Ukraine signs deal with Westinghouse to end Russian nuclear fuel needs

·1-min read

KYIV (Reuters) - Ukraine has signed a deal for the U.S. nuclear power company Westinghouse to supply fuel to all of its atomic power stations in an effort to end the country's reliance on Russian supplies, Ukraine's state nuclear company said on Friday.

The agreement also increases the number of new nuclear units Westinghouse will build to nine from an earlier five, and the company will establish an engineering centre in the country.

Ukraine has four working nuclear power stations, the largest of which, in Zaporizhzhia, fell under Russian control days after the Russian invasion began in February but is still operated by Ukrainian technicians.

Building on earlier agreements, the deal with Westinghouse stipulates that the company will supply fuel to all of Ukraine's atomic plants.
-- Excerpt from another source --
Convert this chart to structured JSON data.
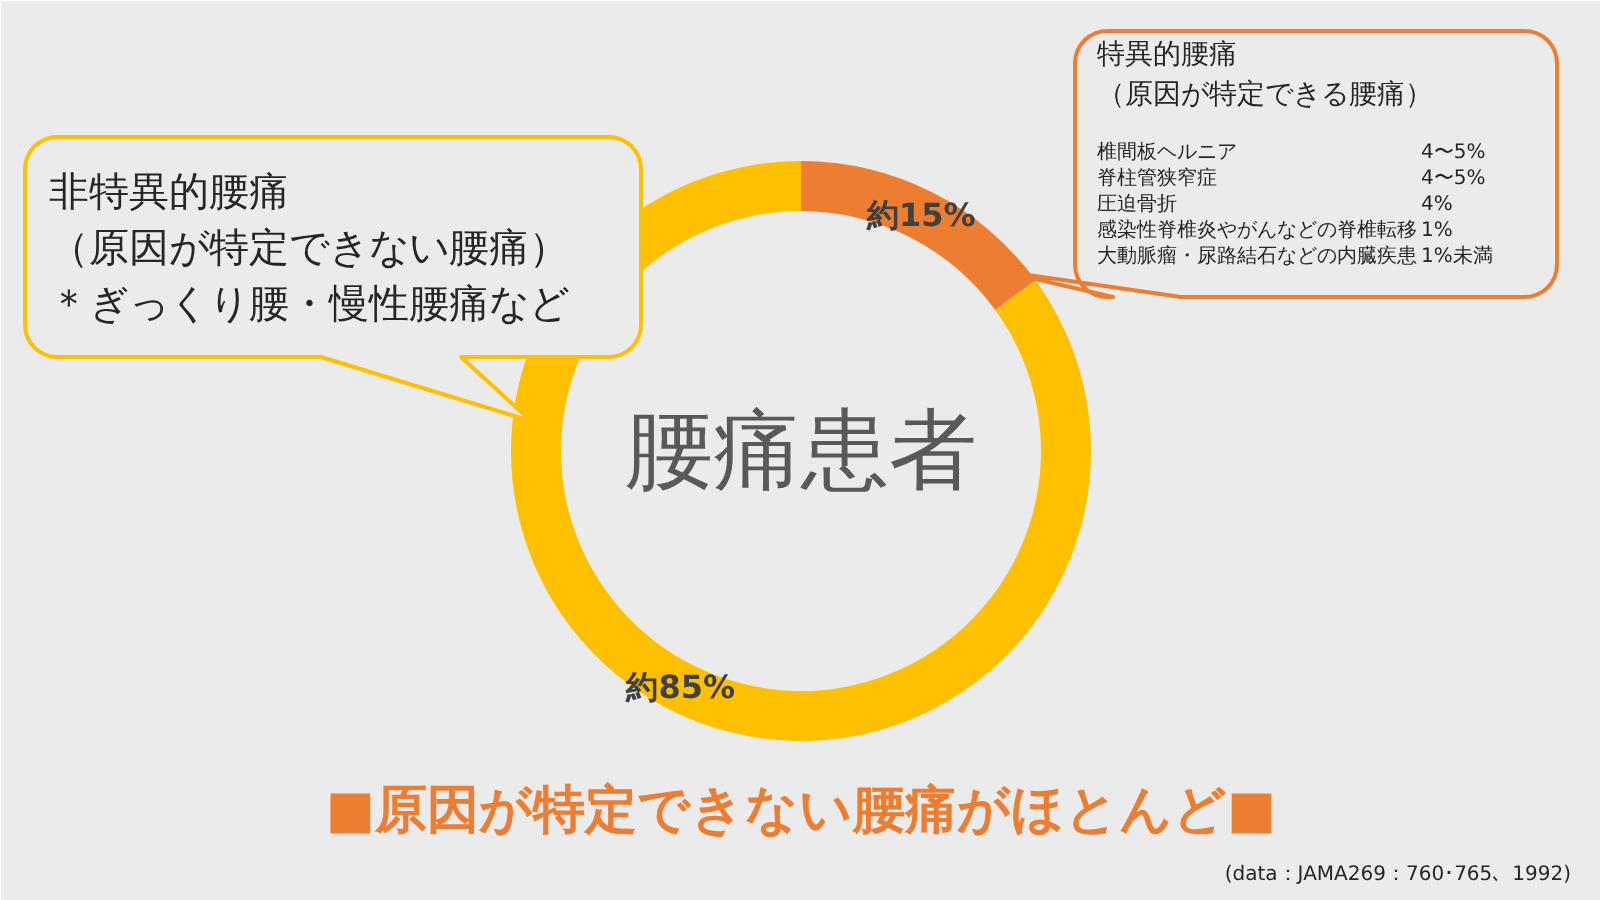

Nuclear power covers around a half of all Ukrainian electricity needs and the energy minister said that in future Ukraine could also be a supplier of electricity to western Europe.
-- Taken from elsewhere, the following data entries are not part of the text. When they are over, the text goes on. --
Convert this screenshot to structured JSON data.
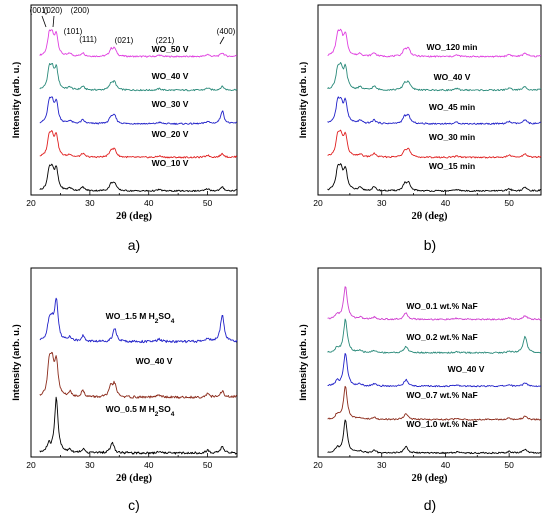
{
  "chart_data": [
    {
      "panel": "a)",
      "type": "line",
      "xlabel": "2θ (deg)",
      "ylabel": "Intensity (arb. u.)",
      "xlim": [
        20,
        55
      ],
      "xticks": [
        "20",
        "30",
        "40",
        "50"
      ],
      "stacked_offset": true,
      "peak_labels": [
        {
          "text": "(001)",
          "x": 22.6
        },
        {
          "text": "(020)",
          "x": 24.0
        },
        {
          "text": "(200)",
          "x": 26.2
        },
        {
          "text": "(101)",
          "x": 27.4
        },
        {
          "text": "(111)",
          "x": 28.8
        },
        {
          "text": "(021)",
          "x": 34.0
        },
        {
          "text": "(221)",
          "x": 42.0
        },
        {
          "text": "(400)",
          "x": 52.0
        }
      ],
      "series": [
        {
          "name": "WO_50 V",
          "color": "#e040e0"
        },
        {
          "name": "WO_40 V",
          "color": "#2a8a7a"
        },
        {
          "name": "WO_30 V",
          "color": "#2020c8"
        },
        {
          "name": "WO_20 V",
          "color": "#e02020"
        },
        {
          "name": "WO_10 V",
          "color": "#000000"
        }
      ]
    },
    {
      "panel": "b)",
      "type": "line",
      "xlabel": "2θ (deg)",
      "ylabel": "Intensity (arb. u.)",
      "xlim": [
        20,
        55
      ],
      "xticks": [
        "20",
        "30",
        "40",
        "50"
      ],
      "stacked_offset": true,
      "series": [
        {
          "name": "WO_120 min",
          "color": "#e040e0"
        },
        {
          "name": "WO_40 V",
          "color": "#2a8a7a"
        },
        {
          "name": "WO_45 min",
          "color": "#2020c8"
        },
        {
          "name": "WO_30 min",
          "color": "#e02020"
        },
        {
          "name": "WO_15 min",
          "color": "#000000"
        }
      ]
    },
    {
      "panel": "c)",
      "type": "line",
      "xlabel": "2θ (deg)",
      "ylabel": "Intensity (arb. u.)",
      "xlim": [
        20,
        55
      ],
      "xticks": [
        "20",
        "30",
        "40",
        "50"
      ],
      "stacked_offset": true,
      "series": [
        {
          "name": "WO_1.5 M H",
          "sub": "2",
          "after": "SO",
          "sub2": "4",
          "color": "#2020c8"
        },
        {
          "name": "WO_40 V",
          "color": "#8b2a1a"
        },
        {
          "name": "WO_0.5 M H",
          "sub": "2",
          "after": "SO",
          "sub2": "4",
          "color": "#000000"
        }
      ]
    },
    {
      "panel": "d)",
      "type": "line",
      "xlabel": "2θ (deg)",
      "ylabel": "Intensity (arb. u.)",
      "xlim": [
        20,
        55
      ],
      "xticks": [
        "20",
        "30",
        "40",
        "50"
      ],
      "stacked_offset": true,
      "series": [
        {
          "name": "WO_0.1 wt.% NaF",
          "color": "#d040d0"
        },
        {
          "name": "WO_0.2 wt.% NaF",
          "color": "#2a8a7a"
        },
        {
          "name": "WO_40 V",
          "color": "#2020c8"
        },
        {
          "name": "WO_0.7 wt.% NaF",
          "color": "#8b2a1a"
        },
        {
          "name": "WO_1.0 wt.% NaF",
          "color": "#000000"
        }
      ]
    }
  ]
}
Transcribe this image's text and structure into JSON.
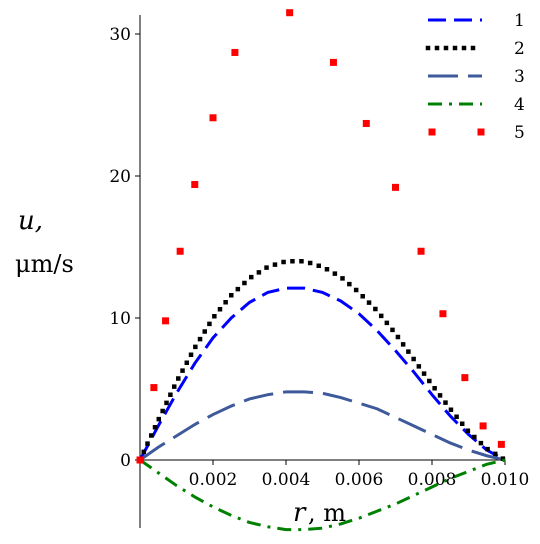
{
  "chart_data": {
    "type": "line",
    "title": "",
    "xlabel": "r",
    "xlabel_unit": ", m",
    "ylabel": "u,",
    "ylabel_unit": "μm/s",
    "xlim": [
      0,
      0.01
    ],
    "ylim": [
      -5,
      31.5
    ],
    "x_ticks": [
      0.002,
      0.004,
      0.006,
      0.008,
      0.01
    ],
    "x_tick_labels": [
      "0.002",
      "0.004",
      "0.006",
      "0.008",
      "0.010"
    ],
    "y_ticks": [
      0,
      10,
      20,
      30
    ],
    "y_tick_labels": [
      "0",
      "10",
      "20",
      "30"
    ],
    "grid": false,
    "legend_position": "top-right",
    "series": [
      {
        "name": "1",
        "color": "#0000ff",
        "style": "dash",
        "x": [
          0,
          0.0005,
          0.001,
          0.0015,
          0.002,
          0.0025,
          0.003,
          0.0035,
          0.004,
          0.0045,
          0.005,
          0.0055,
          0.006,
          0.0065,
          0.007,
          0.0075,
          0.008,
          0.0085,
          0.009,
          0.0095,
          0.01
        ],
        "y": [
          0,
          2.4,
          4.7,
          6.8,
          8.6,
          10.0,
          11.1,
          11.8,
          12.1,
          12.1,
          11.8,
          11.2,
          10.3,
          9.1,
          7.7,
          6.2,
          4.6,
          3.1,
          1.8,
          0.7,
          0
        ]
      },
      {
        "name": "2",
        "color": "#000000",
        "style": "dot",
        "x": [
          0,
          0.0005,
          0.001,
          0.0015,
          0.002,
          0.0025,
          0.003,
          0.0035,
          0.004,
          0.0045,
          0.005,
          0.0055,
          0.006,
          0.0065,
          0.007,
          0.0075,
          0.008,
          0.0085,
          0.009,
          0.0095,
          0.01
        ],
        "y": [
          0,
          2.8,
          5.5,
          7.9,
          10.0,
          11.6,
          12.8,
          13.6,
          14.0,
          14.0,
          13.6,
          12.9,
          11.8,
          10.5,
          8.9,
          7.1,
          5.3,
          3.6,
          2.0,
          0.8,
          0
        ]
      },
      {
        "name": "3",
        "color": "#3e5a9a",
        "style": "longdash",
        "x": [
          0,
          0.0005,
          0.001,
          0.0015,
          0.002,
          0.0025,
          0.003,
          0.0035,
          0.004,
          0.0045,
          0.005,
          0.0055,
          0.006,
          0.0065,
          0.007,
          0.0075,
          0.008,
          0.0085,
          0.009,
          0.0095,
          0.01
        ],
        "y": [
          0,
          0.9,
          1.7,
          2.5,
          3.2,
          3.8,
          4.3,
          4.6,
          4.8,
          4.8,
          4.7,
          4.4,
          4.0,
          3.6,
          3.0,
          2.4,
          1.8,
          1.2,
          0.7,
          0.3,
          0
        ]
      },
      {
        "name": "4",
        "color": "#008000",
        "style": "dashdot",
        "x": [
          0,
          0.0005,
          0.001,
          0.0015,
          0.002,
          0.0025,
          0.003,
          0.0035,
          0.004,
          0.0045,
          0.005,
          0.0055,
          0.006,
          0.0065,
          0.007,
          0.0075,
          0.008,
          0.0085,
          0.009,
          0.0095,
          0.01
        ],
        "y": [
          0,
          -0.9,
          -1.8,
          -2.6,
          -3.3,
          -3.9,
          -4.4,
          -4.7,
          -4.9,
          -4.9,
          -4.8,
          -4.5,
          -4.1,
          -3.6,
          -3.1,
          -2.5,
          -1.9,
          -1.3,
          -0.8,
          -0.3,
          0
        ]
      },
      {
        "name": "5",
        "color": "#ff0000",
        "style": "sparse-dot",
        "x": [
          0,
          0.00038,
          0.0007,
          0.0011,
          0.0015,
          0.002,
          0.0026,
          0.0041,
          0.0053,
          0.0062,
          0.007,
          0.0077,
          0.0083,
          0.0089,
          0.0094,
          0.0099
        ],
        "y": [
          0,
          5.1,
          9.8,
          14.7,
          19.4,
          24.1,
          28.7,
          31.5,
          28.0,
          23.7,
          19.2,
          14.7,
          10.3,
          5.8,
          2.4,
          1.1
        ]
      }
    ]
  }
}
"We will modernise our fleet of nuclear power units, which will produce clean, safe and reliable energy without any Russian influence," Energy Minister Herman Halushchenko said, according to a statement by the state atomic energy company Energoatom.

Energoatom on Thursday denied a report that it might shut down the Zaporizhzhia plant if Kyiv loses control of operations at the site.

Ukraine has repeatedly raised safety concerns about the plant since Russia's invasion began on Feb. 24. On Friday, it warned that it was running out of spare parts.